A few minutes later, still in the meadow, they topped a small rise, Dorna holding her sorcerous device out. “It’s just ahead,” she said. “We should be able to see it.” She looked up from her talisman, then cried, “Look out!” and flung herself to the ground.

Kel instantly copied her, although he had no idea why. His survival instincts had been honed on the streets of Smallgate, and he didn’t need a reason. As he dove, a red flash suddenly blinded him momentarily. He blinked, and landed hard on the ground. Lying flat on his belly in the grass, Kel twisted his head as his vision cleared, and peered through the tall grass to see Dorna equally prone. Ezak was not in sight, and Kel was trying to locate him when a howl from somewhere behind him drew his attention. He pushed himself up on one elbow and peered back.

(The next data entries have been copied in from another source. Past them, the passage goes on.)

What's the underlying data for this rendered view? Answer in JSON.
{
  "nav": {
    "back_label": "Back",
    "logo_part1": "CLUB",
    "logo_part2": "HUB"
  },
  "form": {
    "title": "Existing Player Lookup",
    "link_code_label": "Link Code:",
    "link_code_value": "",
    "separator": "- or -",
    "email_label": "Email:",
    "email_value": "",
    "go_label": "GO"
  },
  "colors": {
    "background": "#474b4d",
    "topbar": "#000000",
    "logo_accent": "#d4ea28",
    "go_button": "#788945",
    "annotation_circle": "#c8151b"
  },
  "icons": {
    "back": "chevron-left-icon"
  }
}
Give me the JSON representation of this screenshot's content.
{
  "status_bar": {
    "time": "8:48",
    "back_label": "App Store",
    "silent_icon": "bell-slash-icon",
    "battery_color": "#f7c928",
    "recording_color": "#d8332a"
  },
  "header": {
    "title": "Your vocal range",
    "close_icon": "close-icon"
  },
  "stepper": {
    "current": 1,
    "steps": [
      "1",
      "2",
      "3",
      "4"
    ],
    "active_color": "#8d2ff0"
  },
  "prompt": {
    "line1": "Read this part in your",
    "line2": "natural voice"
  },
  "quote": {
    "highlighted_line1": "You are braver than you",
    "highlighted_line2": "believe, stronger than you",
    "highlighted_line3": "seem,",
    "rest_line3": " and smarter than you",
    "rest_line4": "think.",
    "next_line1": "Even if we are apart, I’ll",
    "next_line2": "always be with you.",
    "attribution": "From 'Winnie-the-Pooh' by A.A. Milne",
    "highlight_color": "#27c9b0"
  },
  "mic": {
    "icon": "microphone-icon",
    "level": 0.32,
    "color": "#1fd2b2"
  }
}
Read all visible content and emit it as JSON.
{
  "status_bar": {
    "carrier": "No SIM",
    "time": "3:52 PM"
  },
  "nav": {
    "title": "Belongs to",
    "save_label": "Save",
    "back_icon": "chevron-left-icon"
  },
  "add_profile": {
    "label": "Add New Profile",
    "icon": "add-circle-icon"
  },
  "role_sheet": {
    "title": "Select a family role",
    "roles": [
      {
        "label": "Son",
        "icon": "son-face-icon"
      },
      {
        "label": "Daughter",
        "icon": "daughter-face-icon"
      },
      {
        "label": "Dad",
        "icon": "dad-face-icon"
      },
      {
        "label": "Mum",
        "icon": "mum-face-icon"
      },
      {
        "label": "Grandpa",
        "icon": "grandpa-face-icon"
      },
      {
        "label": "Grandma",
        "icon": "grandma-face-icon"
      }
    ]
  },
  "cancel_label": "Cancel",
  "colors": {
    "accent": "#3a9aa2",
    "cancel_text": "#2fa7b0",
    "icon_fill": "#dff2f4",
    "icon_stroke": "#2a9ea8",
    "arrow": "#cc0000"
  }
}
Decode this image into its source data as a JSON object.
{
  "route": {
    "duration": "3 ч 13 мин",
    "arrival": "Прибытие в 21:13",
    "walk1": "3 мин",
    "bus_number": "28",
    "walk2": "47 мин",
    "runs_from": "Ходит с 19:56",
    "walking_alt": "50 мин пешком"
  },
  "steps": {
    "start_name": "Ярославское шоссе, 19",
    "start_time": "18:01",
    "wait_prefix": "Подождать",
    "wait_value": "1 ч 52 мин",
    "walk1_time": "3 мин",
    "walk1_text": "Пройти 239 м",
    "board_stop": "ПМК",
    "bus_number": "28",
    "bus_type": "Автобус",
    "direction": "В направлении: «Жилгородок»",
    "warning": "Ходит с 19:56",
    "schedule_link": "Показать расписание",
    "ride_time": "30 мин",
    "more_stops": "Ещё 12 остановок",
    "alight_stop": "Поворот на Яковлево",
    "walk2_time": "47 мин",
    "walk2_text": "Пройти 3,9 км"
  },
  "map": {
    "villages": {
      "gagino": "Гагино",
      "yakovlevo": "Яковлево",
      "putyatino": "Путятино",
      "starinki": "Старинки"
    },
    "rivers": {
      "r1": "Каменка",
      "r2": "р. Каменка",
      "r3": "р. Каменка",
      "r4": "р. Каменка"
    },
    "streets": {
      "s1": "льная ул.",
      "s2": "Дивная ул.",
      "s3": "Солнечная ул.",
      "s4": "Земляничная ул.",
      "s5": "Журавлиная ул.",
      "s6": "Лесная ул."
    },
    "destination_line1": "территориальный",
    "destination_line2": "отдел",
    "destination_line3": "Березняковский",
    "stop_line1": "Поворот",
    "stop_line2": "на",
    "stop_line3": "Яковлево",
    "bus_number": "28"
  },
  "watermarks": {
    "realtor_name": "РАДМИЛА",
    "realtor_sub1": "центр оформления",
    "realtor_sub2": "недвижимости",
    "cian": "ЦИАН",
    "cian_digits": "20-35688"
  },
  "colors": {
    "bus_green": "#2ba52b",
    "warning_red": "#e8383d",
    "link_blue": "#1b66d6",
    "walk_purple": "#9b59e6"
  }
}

Ezak was sitting on the ground just behind the low ridge in the meadow, holding the side of his head. At first Kel thought that he was seeing an after-image of the red flash, and then realized that the red stuff trickling between Ezak’s fingers and down his wrist and neck was blood. The howl was coming from Ezak.

“Shut up!” Kel hissed. “They might hear us!”

Ezak, who had been looking nowhere in particular, turned to glare at his companion. “Who might?” he said. “It hurts!

“Whoever made that flash,” Kel said. He glanced ahead, but could not see anyone or anything moving.

“Stay down,” Dorna said, without moving from where she lay. “I don’t think it can hurt us if we stay low.”

“It?” Ezak asked. He carefully took his hand from the side of his head.

“The talisman.”

“The one we’re chasing? It can…it cut off the top of my ear?” He stared into the blood-filled palm of his hand. Kel could not see what he held, but he could see that something had cut a gouge in the side of Ezak’s head, a shallow gouge that was bleeding profusely. A large hank of Ezak’s hair had been sliced away and had tumbled down across his shoulder and tunic, scattering black hair in the blood, and his ear looked wrong-apparently a sliver had indeed been removed from its upper curve.